Os críticos dirão que esses ataques cirúrgicos podem facilmente provocar uma guerra regional total. Dirão que a Guarda Revolucionária - não o grupo mais previsível - atacará alvos americanos aliados, diretamente ou com o auxílio de agentes terroristas. E o regime poderá realmente fechar a vital rota do petróleo pelo Estreito de Ormuz. Não se preocupe, presidente. Podemos fazer muita coisa para mitigar essas ameaças. Por exemplo, assegurar ao regime iraniano que só queremos destruir suas bombas, não derrubar o governo - e é claro que eles terão a nossa palavra de que assim será, isso se conseguirmos inventar uma maneira de enviar a mensagem a um país com o qual não temos contatos oficiais. Talvez postar no Facebook? Na verdade, poderíamos simplesmente deixar que os israelenses se incumbam desse bombardeio. Seus dedos estão cada vez mais nervosos para apertar o gatilho. Mas provavelmente eles não conseguirão fazer o trabalho todo sem nossa ajuda e acabaremos nos envolvendo em seguida.

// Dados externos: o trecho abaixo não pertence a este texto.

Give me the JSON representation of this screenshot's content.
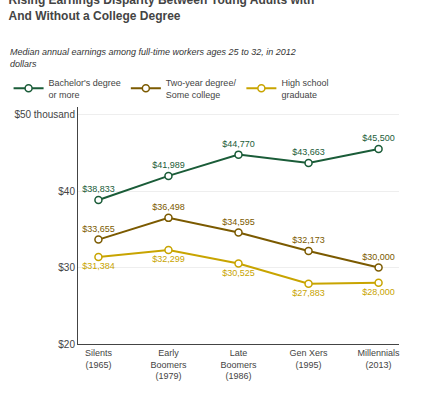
{
  "chart_data": {
    "type": "line",
    "title": "Rising Earnings Disparity Between Young Adults with\nAnd Without a College Degree",
    "subtitle": "Median annual earnings among full-time workers ages 25 to 32, in 2012\ndollars",
    "categories": [
      "Silents\n(1965)",
      "Early\nBoomers\n(1979)",
      "Late\nBoomers\n(1986)",
      "Gen Xers\n(1995)",
      "Millennials\n(2013)"
    ],
    "series": [
      {
        "name": "Bachelor's degree\nor more",
        "color": "#1a5c38",
        "values": [
          38833,
          41989,
          44770,
          43663,
          45500
        ],
        "value_labels": [
          "$38,833",
          "$41,989",
          "$44,770",
          "$43,663",
          "$45,500"
        ]
      },
      {
        "name": "Two-year degree/\nSome college",
        "color": "#7b5a00",
        "values": [
          33655,
          36498,
          34595,
          32173,
          30000
        ],
        "value_labels": [
          "$33,655",
          "$36,498",
          "$34,595",
          "$32,173",
          "$30,000"
        ]
      },
      {
        "name": "High school\ngraduate",
        "color": "#c8a400",
        "values": [
          31384,
          32299,
          30525,
          27883,
          28000
        ],
        "value_labels": [
          "$31,384",
          "$32,299",
          "$30,525",
          "$27,883",
          "$28,000"
        ]
      }
    ],
    "ylim": [
      20000,
      51000
    ],
    "yticks": [
      {
        "value": 20000,
        "label": "$20"
      },
      {
        "value": 30000,
        "label": "$30"
      },
      {
        "value": 40000,
        "label": "$40"
      },
      {
        "value": 50000,
        "label": "$50 thousand"
      }
    ],
    "grid": true,
    "legend": "upper left",
    "data_labels": true,
    "marker": "circle"
  }
}
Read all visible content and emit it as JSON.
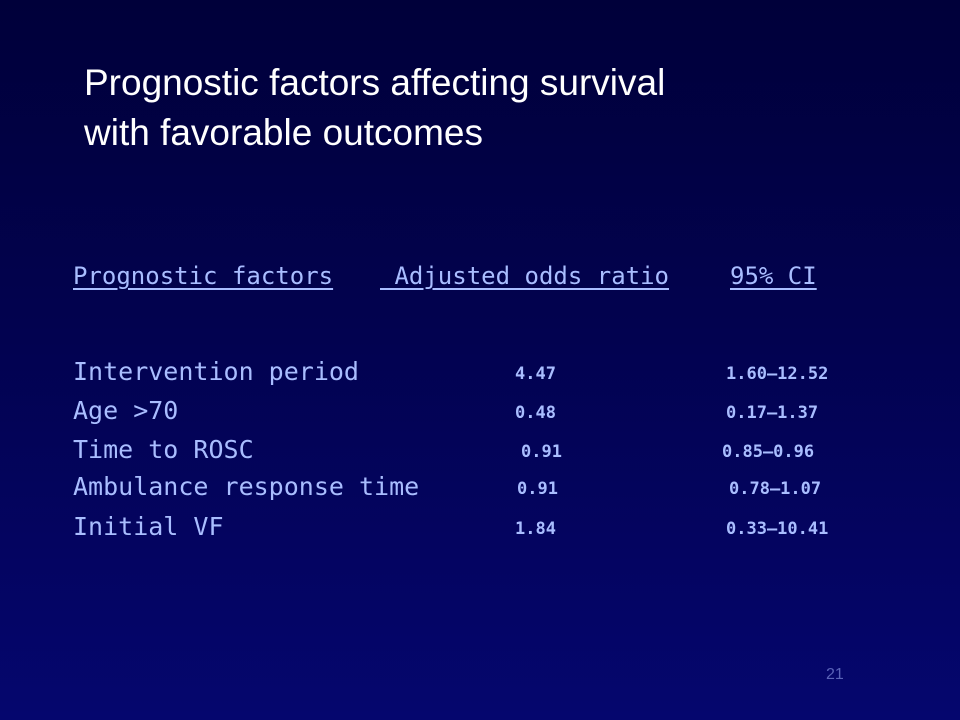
{
  "slide": {
    "title_line1": "Prognostic factors affecting survival",
    "title_line2": "with favorable outcomes",
    "number": "21"
  },
  "table": {
    "headers": [
      "Prognostic factors",
      " Adjusted odds ratio",
      "95% CI"
    ],
    "rows": [
      {
        "factor": "Intervention period",
        "odds_ratio": "4.47",
        "ci": "1.60—12.52"
      },
      {
        "factor": "Age >70",
        "odds_ratio": "0.48",
        "ci": "0.17—1.37"
      },
      {
        "factor": "Time to ROSC",
        "odds_ratio": "0.91",
        "ci": "0.85—0.96"
      },
      {
        "factor": "Ambulance response time",
        "odds_ratio": "0.91",
        "ci": "0.78—1.07"
      },
      {
        "factor": "Initial VF",
        "odds_ratio": "1.84",
        "ci": "0.33—10.41"
      }
    ]
  },
  "colors": {
    "background_top": "#00003a",
    "background_bottom": "#05066e",
    "title_text": "#ffffff",
    "table_text": "#a9bdff",
    "slide_number": "#5a63b8"
  }
}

Podemos também agir diretamente e colher os louros. Realmente, senhor presidente , o que pode dar errado? O cenário acima foi extraído de um artigo de Matthew Kroenig na edição mais recente da Foreign Affairs. (Os detalhes são de Kroenig, a mordacidade é minha). Kroenig é um acadêmico que durante um ano trabalhou no Departamento de Defesa no governo Obama e aparentemente aspira ao papel de super-falcão "Strangeloviano" ocupado décadas antes por figuras como John Bolton e Richard Perle.
Seus ex-colegas na Defesa ficaram consternados com o artigo, que combina o caso mais alarmista, a ameaça nuclear iraniana, com o positivo, a capacidade dos EUA tornarem as coisas melhores (isso faz lembrar outra guerra preventiva num país que também começa com I?). O cenário representa um dos polos num debate em que o tema da política externa é o mais explorado neste ano de campanha presidencial.
O polo oposto, também aterrador, é a perspectiva de viver com um Irã dotado da bomba nuclear. Nesse caso, o temor de muitos especialistas americanos não é de que o Irã decida incinerar Israel. (Mahmoud Ahmadinejad dá a impressão de ser louco demoníaco, mas o Irã não é suicida). Os perigos mais reais, e tenebrosos, são de que um conflito convencional nessa região propensa a conflitos se torne um Apocalipse. Ou mesmo que o Irã estenda sua cobertura nuclear protetora para abrigar seus ameaçadores agentes, como o Hezbollah, ou que os vizinhos árabes sintam-se obrigados a entrar na corrida nuclear.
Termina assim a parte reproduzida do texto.